Kippa grew rapidly in a short time. What does this mean for his future?
It just shows that there is a very high demand for what we have. It also shows that there is so much potential for solutions that serve small businesses. Small businesses have not been served for a long time and they are lagging behind in digital adoption. The end of the game is not even digital adoption, but to use it as a vehicle to accelerate solutions for them. And the biggest problem these companies face is lack of access to finance and tools. They want the money and the tools to run their business. Our growth shows that we are in an excellent position to solve this problem.
Most of the business activities are in urban areas. How does Kippah promote adoption in rural areas?
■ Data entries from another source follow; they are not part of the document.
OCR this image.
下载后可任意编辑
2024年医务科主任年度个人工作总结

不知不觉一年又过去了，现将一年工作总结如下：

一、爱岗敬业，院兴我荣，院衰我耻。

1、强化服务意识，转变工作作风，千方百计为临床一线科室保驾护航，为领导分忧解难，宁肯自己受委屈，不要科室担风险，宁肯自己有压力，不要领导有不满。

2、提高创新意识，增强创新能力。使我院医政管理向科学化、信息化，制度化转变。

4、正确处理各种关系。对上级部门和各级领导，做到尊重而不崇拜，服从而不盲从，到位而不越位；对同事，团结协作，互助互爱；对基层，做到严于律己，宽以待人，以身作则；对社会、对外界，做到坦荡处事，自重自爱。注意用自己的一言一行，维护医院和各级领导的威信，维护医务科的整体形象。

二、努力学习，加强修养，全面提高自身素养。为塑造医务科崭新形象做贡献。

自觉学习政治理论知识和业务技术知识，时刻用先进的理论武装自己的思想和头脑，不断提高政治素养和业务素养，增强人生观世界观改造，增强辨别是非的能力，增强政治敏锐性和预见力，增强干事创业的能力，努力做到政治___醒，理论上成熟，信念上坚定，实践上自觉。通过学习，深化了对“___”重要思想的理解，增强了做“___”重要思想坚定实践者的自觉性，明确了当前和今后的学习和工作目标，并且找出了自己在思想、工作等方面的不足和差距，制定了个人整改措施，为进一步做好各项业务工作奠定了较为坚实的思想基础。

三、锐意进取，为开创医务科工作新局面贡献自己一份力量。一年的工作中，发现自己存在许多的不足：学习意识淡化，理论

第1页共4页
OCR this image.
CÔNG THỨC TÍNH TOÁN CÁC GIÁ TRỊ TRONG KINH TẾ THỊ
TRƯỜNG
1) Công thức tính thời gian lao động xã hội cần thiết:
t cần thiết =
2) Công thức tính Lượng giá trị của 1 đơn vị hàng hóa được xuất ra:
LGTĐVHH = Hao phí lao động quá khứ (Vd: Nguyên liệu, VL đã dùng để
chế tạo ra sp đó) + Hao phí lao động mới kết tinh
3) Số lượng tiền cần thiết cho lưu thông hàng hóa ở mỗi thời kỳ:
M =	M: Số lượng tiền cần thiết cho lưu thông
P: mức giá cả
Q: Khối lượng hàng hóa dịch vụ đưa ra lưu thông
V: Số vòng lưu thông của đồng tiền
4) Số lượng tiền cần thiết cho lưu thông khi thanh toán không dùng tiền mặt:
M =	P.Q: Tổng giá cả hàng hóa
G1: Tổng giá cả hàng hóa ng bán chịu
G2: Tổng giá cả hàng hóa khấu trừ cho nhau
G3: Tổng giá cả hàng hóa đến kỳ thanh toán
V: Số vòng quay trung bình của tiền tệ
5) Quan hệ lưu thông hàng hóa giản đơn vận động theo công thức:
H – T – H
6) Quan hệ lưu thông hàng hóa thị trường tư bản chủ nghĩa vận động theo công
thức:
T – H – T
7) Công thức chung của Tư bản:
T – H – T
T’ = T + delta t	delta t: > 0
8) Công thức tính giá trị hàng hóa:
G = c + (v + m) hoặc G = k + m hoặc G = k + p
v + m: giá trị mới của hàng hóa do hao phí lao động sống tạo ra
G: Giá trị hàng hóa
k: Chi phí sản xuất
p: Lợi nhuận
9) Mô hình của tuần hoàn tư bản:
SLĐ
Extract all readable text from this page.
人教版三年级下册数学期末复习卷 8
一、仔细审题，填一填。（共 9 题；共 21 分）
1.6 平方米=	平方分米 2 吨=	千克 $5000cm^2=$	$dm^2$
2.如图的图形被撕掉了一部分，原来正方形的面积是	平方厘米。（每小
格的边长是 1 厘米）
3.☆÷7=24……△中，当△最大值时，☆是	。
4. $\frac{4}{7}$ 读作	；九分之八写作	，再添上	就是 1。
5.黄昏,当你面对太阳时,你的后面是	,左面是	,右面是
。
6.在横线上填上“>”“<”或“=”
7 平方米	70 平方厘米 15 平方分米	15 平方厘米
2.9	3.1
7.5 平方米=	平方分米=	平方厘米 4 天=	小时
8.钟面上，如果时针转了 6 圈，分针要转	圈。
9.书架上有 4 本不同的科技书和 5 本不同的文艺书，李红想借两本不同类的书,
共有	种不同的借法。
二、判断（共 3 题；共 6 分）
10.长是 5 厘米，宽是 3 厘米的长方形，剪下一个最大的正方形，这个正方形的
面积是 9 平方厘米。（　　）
We also build for rural areas. We already have users from rural areas. Some of our users operate farms or fisheries in remote areas of Akwa Ibom, Osun, etc. We meet and discuss with these users. We realize that 200,000 users are still a drop in the ocean compared to over 40 million small businesses in Nigeria. We have barely scratched the surface. Most of the problems in rural areas are infrastructural, and there is not much you can do. But we also design around some of these issues. For example, we allow offline functionality. People can enter their transactions even without the internet, and every time they connect to the internet, it syncs with the cloud.
Kippa is an African solution but still only works in Nigeria. When will it spread to other parts of Africa?
We plan to expand the product to a few more countries early next year and increase our user acquisition efforts there. We will leave from Ghana, where I feel at home because I spent a lot of time there. Then we will move on to other parts of the continent. What we have is a pan-African solution.